A proxy operates below the client. It intercepts requests from any OpenAI-compatible client, regardless of which application generated the request. VS Code, Claude.ai, Open WebUI, LibreChat, a custom script — they all pass through the same proxy, which means they all share the same belief store. Memory accumulates regardless of which tool the developer is using, and is injected regardless of which tool they use next.

This is cross-client persistence without any client cooperation. It requires no plugin, no integration, no explicit MCP support. The protocol is HTTP. Every AI client already speaks it.

Conclusion

The abstraction you choose determines what you can build

None of this is an argument against MCP. MCP is the right abstraction for tools. The argument is narrower: memory is not a tool, and treating it as one produces a system with the wrong properties in the places that matter most.

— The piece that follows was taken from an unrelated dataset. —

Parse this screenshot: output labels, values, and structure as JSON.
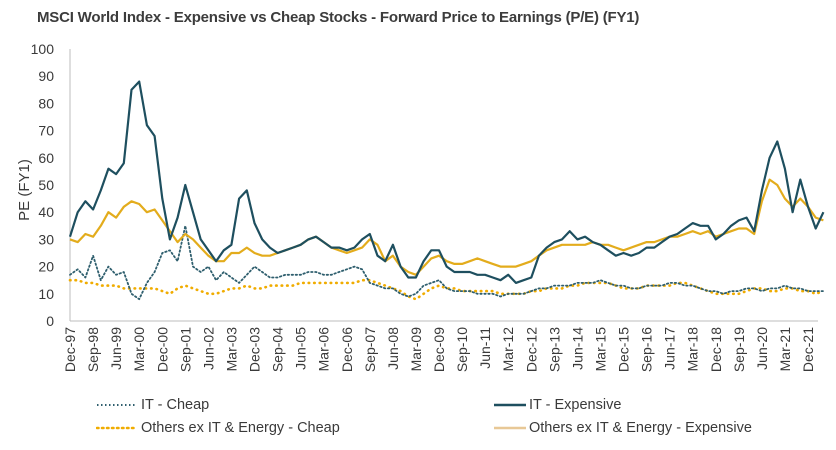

Memory should arrive before the first token, not after the model decides to fetch it. It should be precise, not approximate. It should enforce scope structurally, not probabilistically. It should accumulate across every client a developer uses, not just the one that has the plugin installed.

These are not nice-to-have properties. They are the properties that determine whether a memory system actually changes how a developer works, or whether it is infrastructure that technically runs and practically disappears.

The proxy layer provides them. The tool layer does not. That is the argument.